How does intranasal oxytocin affect empathy? What is the role of the human endogenous opioid system?
This type of questions can be addressed by giving people drugs and measuring the effects. Psychopharmacology allows us to directly address the causal effects of drugs or neurotransmitter systems in humans. These methods are generally very safe: we screen participants thoroughly to minimise risk. With intranasal oxytocin most people feel no effect at all, yet we can still produce statistically significant changes in social behaviour at the group level. In our large study to map out the role of the endogenous opioid system for human reward behaviours, we employed moderate doses of an agonist (morphine, to stimulate the receptor) and the antagonist naltrexone (to block the receptor). This ensured that we could measure the effects of the brain’s own opioid system as opposed to the effects of the drugs themselves. Psychopharmacological work from my lab includes Chelnokova et al, 2014, Ellingsen et al, 2014 and Leknes et al, 2013.
Eye-tracking and pupillometry
With eye-tracking methods we can measure where people are fixating their gaze. This reveals how much overt attention people pay e.g. to different parts of the face. Most relevant information about who someone is and what their intentions are is found in the eye region (i.e. if they want to speak to us, whether they are likely to be friendly, if their smile is sincere or not, etc). This video shows a typical gaze pattern to a photograph of a face. How much people look at the eyes of others can also predict whether they have autism spectrum disorder.

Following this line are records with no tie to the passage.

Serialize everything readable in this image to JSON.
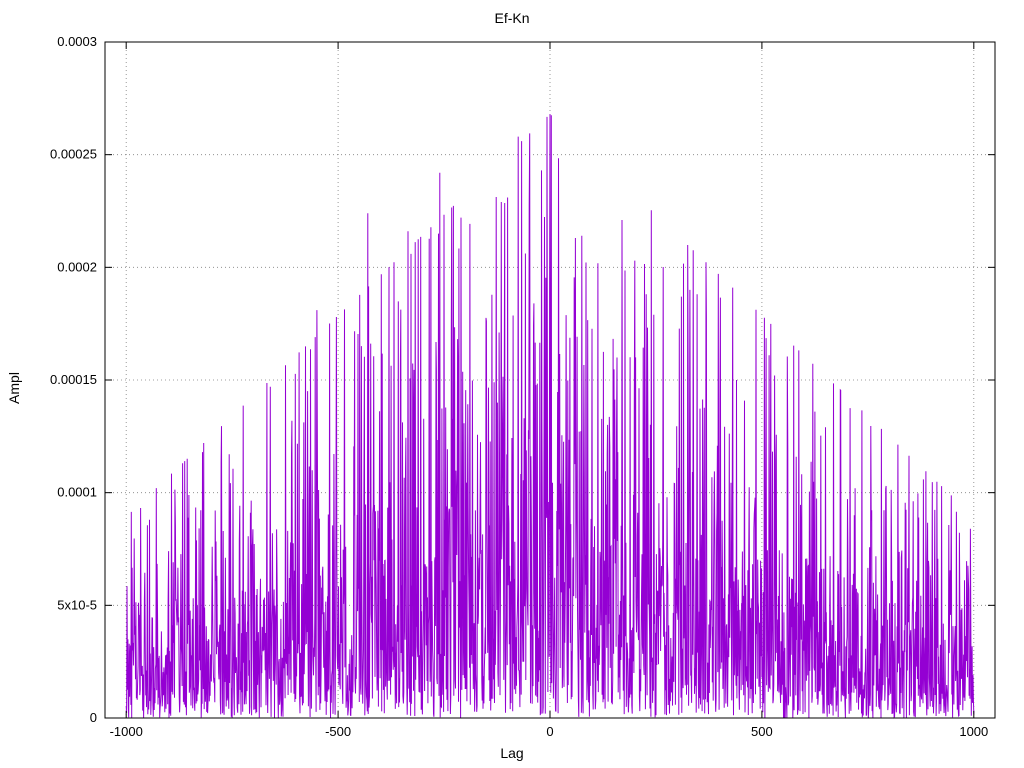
{
  "chart_data": {
    "type": "line",
    "title": "Ef-Kn",
    "xlabel": "Lag",
    "ylabel": "Ampl",
    "xlim": [
      -1050,
      1050
    ],
    "ylim": [
      0,
      0.0003
    ],
    "grid": true,
    "legend": "none",
    "line_color": "#9400d3",
    "grid_color": "#808080",
    "border_color": "#000000",
    "xticks": [
      {
        "value": -1000,
        "label": "-1000"
      },
      {
        "value": -500,
        "label": "-500"
      },
      {
        "value": 0,
        "label": "0"
      },
      {
        "value": 500,
        "label": "500"
      },
      {
        "value": 1000,
        "label": "1000"
      }
    ],
    "yticks": [
      {
        "value": 0,
        "label": "0"
      },
      {
        "value": 5e-05,
        "label": "5x10-5"
      },
      {
        "value": 0.0001,
        "label": "0.0001"
      },
      {
        "value": 0.00015,
        "label": "0.00015"
      },
      {
        "value": 0.0002,
        "label": "0.0002"
      },
      {
        "value": 0.00025,
        "label": "0.00025"
      },
      {
        "value": 0.0003,
        "label": "0.0003"
      }
    ],
    "series_description": "Cross-correlation amplitude vs lag: dense random spikes whose envelope rises roughly triangularly from ~0.00009 at lag ±1000 to a maximum of ~0.000268 at lag 0.",
    "generator": {
      "seed": 911,
      "x_start": -1000,
      "x_end": 1000,
      "n_points": 2001,
      "envelope_peak": 0.000268,
      "envelope_half_width": 1500,
      "noise_mean_fraction": 0.28,
      "forced_peaks": [
        [
          0,
          0.000268
        ],
        [
          -20,
          0.000243
        ],
        [
          -75,
          0.000258
        ],
        [
          -260,
          0.000242
        ],
        [
          -430,
          0.000224
        ],
        [
          -335,
          0.000216
        ],
        [
          -115,
          0.000229
        ],
        [
          -100,
          0.000231
        ],
        [
          60,
          0.000213
        ],
        [
          75,
          0.000214
        ],
        [
          170,
          0.000221
        ],
        [
          200,
          0.000203
        ],
        [
          245,
          0.000179
        ],
        [
          330,
          0.00019
        ],
        [
          310,
          0.000187
        ],
        [
          -550,
          0.000181
        ],
        [
          -660,
          0.000147
        ],
        [
          440,
          0.00015
        ],
        [
          530,
          0.000152
        ],
        [
          650,
          0.000129
        ],
        [
          -820,
          0.000118
        ],
        [
          720,
          0.000102
        ],
        [
          870,
          8.9e-05
        ],
        [
          -945,
          8.8e-05
        ]
      ]
    }
  }
}
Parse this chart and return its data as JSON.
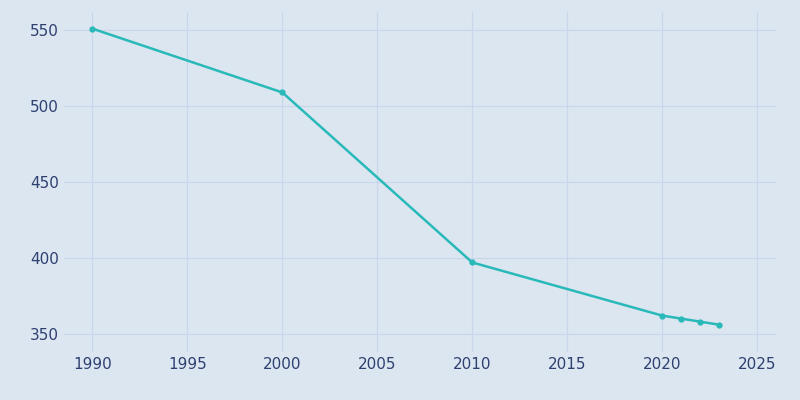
{
  "years": [
    1990,
    2000,
    2010,
    2020,
    2021,
    2022,
    2023
  ],
  "population": [
    551,
    509,
    397,
    362,
    360,
    358,
    356
  ],
  "line_color": "#29b9b9",
  "marker_color": "#29b9b9",
  "background_color": "#dce6f1",
  "grid_color": "#c8d8ea",
  "xlim": [
    1988.5,
    2026
  ],
  "ylim": [
    338,
    562
  ],
  "yticks": [
    350,
    400,
    450,
    500,
    550
  ],
  "xticks": [
    1990,
    1995,
    2000,
    2005,
    2010,
    2015,
    2020,
    2025
  ],
  "tick_label_color": "#2e4070",
  "tick_fontsize": 11,
  "linewidth": 1.8,
  "markersize": 3.5
}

Eye-tracking equipment also measures the size of the pupil. The pupil constricts with light and is enlarged in the dark. However, when light levels are constant, the size of the pupil can tell us about people’s interest levels or how much effort they are expending. The pupil also dilates when we feel attracted to others; conversely, we find large pupils attractive. This was exploited by Victorian women who used the poison belladonna to artificially dilate the pupil.
Neurons in the brain communicate through neurochemical signals. Dopamine, opioids (endorphins) and many other compounds make up the brain’s neurotransmitter systems. Hormones such as testosterone, oestrogen and oxytocin also act on receptors on neurons in the brain.
Levels of neurochemical compounds in the brain can be measured via PET scanning or by extracting cerebrospinal fluid (CSF) from the spinal cord. A less costly and invasive method is to measure levels of neurochemical compounds in the blood. In collaboration with Steven Ray Wilson and Elin Johnsen at the Department of Chemistry, UiO, we have developed a new method for quantifying compounds in small amounts of blood.
Neuroimaging methods such as functional magnetic resonance imaging (fMRI) are useful tools to identify brain mechanisms underpinning subjective feelings. In a typical pain experiment, we apply heat pain to the skin for a few seconds, then wait for a while, then apply more pain. And so on for 15-2o minutes. Correlating the timing of the heat pain with the signal over time from voxels (3D pixels) in the brain allows us to create maps of brain regions involved in various aspects of pain. The image to the left depicts Dan-Mikael Ellingsen and Marie Eikemo preparing to scan healthy volunteers in our study of placebo improvement of pain and pleasant touch, published in PNAS.